In Book III.ii.2 of On Christian Doctrine, St. Augustine addresses this sort of question.
But when proper words make Scripture ambiguous, we must see in the first place that there is nothing wrong in our punctuation or pronunciation. Accordingly, if, when attention is given to the passage, it shall appear to be uncertain in what way it ought to be punctuated or pronounced, let the reader consult the rule of faith which he has gathered from the plainer passages of Scripture, and from the authority of the Church, and of which I treated at sufficient length when I was speaking in the first book about things. But if both readings, or all of them (if there are more than two), give a meaning in harmony with the faith, it remains to consult the context, both what goes before and what comes after, to see which interpretation, out of many that offer themselves, it pronounces for and permits to be dovetailed into itself. [emphasis added]

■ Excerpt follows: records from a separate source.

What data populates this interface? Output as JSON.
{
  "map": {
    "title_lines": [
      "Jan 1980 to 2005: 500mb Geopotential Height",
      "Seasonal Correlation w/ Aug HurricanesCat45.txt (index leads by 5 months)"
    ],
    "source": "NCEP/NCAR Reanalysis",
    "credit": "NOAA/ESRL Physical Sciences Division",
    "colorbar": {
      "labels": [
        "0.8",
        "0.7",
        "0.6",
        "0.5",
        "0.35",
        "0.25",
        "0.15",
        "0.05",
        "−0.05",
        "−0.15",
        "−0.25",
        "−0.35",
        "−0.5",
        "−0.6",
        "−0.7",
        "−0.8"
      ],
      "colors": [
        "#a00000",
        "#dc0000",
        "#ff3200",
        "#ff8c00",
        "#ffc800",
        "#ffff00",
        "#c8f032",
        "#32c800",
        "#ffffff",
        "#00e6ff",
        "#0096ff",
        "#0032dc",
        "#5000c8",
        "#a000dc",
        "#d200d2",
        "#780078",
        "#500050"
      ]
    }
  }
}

St. Augustine agrees that “plainer passages” ought to help us in interpretation, but no less importantly he also insists upon the authority of the Church as a guide in hermeneutics, and that whatever meaning we find must be consistent with the Faith taught by the Church. This is consistent with what we find in the Catechism—a truth that I have emphasized repeatedly here at The Supplement (most recently in this post):
Read the Scripture within “the living Tradition of the whole Church.” [CCC §113]
The Christian goes astray if he thinks that he can interpret the Bible according to his own lights, ignoring the Faith as it has been delivered to the Church and faithfully taught by her throughout the centuries. The Bible does not and cannot contradict that Faith, and any interpretation of Scripture which proposes to do so is an interpretation gone astray. It is not true.
This is clearly the viewpoint of St. Augustine in the passage we’ve quoted above, and it is still more evidence that the great Doctor was no Protestant. He was a Catholic.